Review and Implementation of Topic Modeling in Hindi
Published in Applied Artificial Intelligence, 2019
Santosh Kumar Ray, Amir Ahmad, Ch. Aswani Kumar
Introduced by Thomas Hofmann in 1999, PLSA is a topic modeling method that improves LSA (Hofmann 1999). While LSA is based on linear algebra, the PLSA model uses a more principled approach that is based on a mixture decomposition derived from a latent class model called aspect model (Hofmann, Puzicha, and Jordan 1999). In this model, each document is considered an unordered set of words. This model associates the topics with the document-word pairs. However, the words and documents in the document collection are assumed to be conditionally independent for a topic.
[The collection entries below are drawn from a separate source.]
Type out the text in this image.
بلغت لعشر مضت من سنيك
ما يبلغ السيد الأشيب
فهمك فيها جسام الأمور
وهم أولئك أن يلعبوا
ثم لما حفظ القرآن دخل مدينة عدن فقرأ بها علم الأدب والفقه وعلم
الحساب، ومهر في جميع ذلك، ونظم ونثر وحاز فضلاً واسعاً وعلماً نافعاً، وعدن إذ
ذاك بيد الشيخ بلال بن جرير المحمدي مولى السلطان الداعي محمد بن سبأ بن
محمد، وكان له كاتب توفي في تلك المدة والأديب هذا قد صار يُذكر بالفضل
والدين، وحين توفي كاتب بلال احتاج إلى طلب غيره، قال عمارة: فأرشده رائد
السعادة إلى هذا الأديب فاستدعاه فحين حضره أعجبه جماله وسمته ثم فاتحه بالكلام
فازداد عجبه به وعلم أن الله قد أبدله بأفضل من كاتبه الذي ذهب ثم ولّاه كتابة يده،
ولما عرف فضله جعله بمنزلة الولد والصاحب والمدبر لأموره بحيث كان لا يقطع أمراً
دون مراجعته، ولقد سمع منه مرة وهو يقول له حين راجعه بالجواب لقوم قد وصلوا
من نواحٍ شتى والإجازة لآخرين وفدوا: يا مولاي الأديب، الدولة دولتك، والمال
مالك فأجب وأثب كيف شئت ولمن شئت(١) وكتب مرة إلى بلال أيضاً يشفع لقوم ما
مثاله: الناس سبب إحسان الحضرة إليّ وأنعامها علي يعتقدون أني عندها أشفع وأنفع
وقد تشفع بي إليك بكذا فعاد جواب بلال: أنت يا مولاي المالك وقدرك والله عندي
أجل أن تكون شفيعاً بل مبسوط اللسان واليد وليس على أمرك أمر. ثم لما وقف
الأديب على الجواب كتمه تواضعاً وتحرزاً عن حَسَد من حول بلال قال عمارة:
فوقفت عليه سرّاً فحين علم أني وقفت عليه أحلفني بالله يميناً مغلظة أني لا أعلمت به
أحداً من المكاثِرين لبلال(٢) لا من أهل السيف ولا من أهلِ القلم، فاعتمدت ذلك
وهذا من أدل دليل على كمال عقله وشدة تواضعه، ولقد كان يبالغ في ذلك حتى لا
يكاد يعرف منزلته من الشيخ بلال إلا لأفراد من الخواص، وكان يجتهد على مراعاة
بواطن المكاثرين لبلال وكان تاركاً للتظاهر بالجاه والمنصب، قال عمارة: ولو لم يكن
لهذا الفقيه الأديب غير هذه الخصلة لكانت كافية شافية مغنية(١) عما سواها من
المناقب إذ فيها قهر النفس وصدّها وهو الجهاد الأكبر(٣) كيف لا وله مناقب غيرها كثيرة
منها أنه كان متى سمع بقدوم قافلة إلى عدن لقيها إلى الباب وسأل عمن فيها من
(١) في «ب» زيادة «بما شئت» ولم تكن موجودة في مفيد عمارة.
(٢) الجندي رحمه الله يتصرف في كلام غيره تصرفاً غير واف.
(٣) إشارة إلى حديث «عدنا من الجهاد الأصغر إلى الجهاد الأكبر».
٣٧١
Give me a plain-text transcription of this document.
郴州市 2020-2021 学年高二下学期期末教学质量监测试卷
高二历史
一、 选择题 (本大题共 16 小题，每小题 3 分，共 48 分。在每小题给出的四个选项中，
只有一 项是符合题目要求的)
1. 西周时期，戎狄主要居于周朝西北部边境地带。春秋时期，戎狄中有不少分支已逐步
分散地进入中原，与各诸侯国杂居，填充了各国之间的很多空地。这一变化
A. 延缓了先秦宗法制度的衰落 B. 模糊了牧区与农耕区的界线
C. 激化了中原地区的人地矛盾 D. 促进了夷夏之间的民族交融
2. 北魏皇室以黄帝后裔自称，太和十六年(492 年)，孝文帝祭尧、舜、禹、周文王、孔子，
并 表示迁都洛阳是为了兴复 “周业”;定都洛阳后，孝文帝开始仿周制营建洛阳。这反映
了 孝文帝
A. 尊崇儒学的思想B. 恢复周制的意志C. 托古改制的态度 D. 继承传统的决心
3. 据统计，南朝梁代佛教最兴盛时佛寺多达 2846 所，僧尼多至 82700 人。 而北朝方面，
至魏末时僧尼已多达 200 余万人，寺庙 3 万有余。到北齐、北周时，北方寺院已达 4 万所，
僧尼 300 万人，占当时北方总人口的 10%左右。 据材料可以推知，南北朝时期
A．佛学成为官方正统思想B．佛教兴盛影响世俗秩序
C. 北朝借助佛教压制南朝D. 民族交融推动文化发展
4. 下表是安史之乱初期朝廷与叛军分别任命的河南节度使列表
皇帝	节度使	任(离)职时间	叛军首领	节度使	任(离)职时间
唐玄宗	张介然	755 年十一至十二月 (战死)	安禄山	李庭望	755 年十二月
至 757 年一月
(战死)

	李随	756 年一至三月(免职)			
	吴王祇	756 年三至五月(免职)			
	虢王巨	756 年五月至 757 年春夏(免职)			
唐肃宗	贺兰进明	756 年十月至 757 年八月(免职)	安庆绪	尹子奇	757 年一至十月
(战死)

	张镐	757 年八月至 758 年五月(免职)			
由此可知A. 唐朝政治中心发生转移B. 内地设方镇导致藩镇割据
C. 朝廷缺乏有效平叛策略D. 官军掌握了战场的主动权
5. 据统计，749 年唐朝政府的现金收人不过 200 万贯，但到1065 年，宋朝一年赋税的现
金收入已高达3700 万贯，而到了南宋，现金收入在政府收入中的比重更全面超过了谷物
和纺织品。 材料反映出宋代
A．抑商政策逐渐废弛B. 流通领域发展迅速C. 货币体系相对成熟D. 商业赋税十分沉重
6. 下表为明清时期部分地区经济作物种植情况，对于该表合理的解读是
The likelihood estimation and model fitting are done with the help of Expectation Maximization algorithm (Dempster, Laird, and Rubin 1977). It identifies and distinguishes different contexts of words without referring to a dictionary. PLSA allows disambiguating words and detecting similarities by grouping words sharing common contexts. Another way to present PLSA is as a matrix factorization approach. Then linear algebra-based algorithms are used to factorize high-dimensional sparse document term matrices into low-dimensional matrixes with non-negative coefficients. PLSA algorithm has been used in auto-annotation of images (Monay and Gatica-Perez 2004) and object categorization (Sivic et al. 2005).